Researchers from Brien Holden Vision Institute, University of New South Wales Australia and Singapore Eye Research Institute have conducted a study that predicts there will be 5 billion myopic people by 2050. From those, 1 billion will be at high risk of blindness, which represents a seven fold increase from 2000 to 2050. The results were published in the journal Ophthalmology.

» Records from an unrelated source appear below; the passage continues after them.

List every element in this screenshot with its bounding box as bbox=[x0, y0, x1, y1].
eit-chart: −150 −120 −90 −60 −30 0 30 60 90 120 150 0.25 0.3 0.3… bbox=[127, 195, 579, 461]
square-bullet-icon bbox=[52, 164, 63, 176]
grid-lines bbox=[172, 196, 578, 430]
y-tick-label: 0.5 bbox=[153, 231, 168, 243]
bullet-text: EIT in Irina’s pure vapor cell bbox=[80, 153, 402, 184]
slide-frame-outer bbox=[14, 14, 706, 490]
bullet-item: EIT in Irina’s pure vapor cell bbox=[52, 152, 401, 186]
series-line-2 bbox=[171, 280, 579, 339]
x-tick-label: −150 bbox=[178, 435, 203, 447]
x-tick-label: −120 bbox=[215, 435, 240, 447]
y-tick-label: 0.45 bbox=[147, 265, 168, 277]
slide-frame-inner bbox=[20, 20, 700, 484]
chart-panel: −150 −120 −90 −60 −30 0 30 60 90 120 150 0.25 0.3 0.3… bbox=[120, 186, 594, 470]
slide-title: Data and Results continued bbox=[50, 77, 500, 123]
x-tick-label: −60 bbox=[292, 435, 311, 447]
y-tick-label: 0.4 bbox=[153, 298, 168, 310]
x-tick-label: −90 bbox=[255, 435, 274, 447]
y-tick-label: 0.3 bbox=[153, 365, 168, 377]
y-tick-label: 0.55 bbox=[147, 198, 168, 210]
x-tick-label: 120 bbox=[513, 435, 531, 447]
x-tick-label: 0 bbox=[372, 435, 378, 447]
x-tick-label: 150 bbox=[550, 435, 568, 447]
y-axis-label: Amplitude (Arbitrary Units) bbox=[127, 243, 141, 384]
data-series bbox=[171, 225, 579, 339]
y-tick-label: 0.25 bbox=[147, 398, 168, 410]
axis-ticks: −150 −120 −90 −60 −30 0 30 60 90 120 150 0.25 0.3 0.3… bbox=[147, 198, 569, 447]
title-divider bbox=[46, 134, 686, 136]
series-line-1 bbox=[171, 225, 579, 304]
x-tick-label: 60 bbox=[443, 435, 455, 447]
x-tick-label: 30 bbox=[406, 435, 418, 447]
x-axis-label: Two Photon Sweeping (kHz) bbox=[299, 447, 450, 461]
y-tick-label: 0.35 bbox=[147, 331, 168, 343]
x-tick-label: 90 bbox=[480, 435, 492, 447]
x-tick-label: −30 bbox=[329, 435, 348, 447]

Myopia, also known as short-sightedness or near-sightedness, is the difficulty to see distant objects clearly. This condition, that affects 2 billion people, is due to the eye being longer than normal, causing the images to form in front of the retina, resulting in blurry vision. Although it can be corrected by wearing glasses or contact lenses or undergoing surgery, the incidence of myopia has increased dramatically in the last years, with one quarter of the world population affected by 2010. The causes of myopia are both genetic and environmental, but the spectacular increase is mainly due to the latter. Specialists cite lack of outdoor activities and excess of close-range acitivities, like computes work, as the main causes.
The worst aspect of the general increase in myopic people is the associated increase in people affected by high myopia, which can derive in myopic macular degeneration, cataract, glaucoma, retinal detachment and blindness. It is predicted that by 2050 there will be one billion people affected by high myopia.
The authors of the study warn about the impending health problem and the need for better eye care services and new treatments.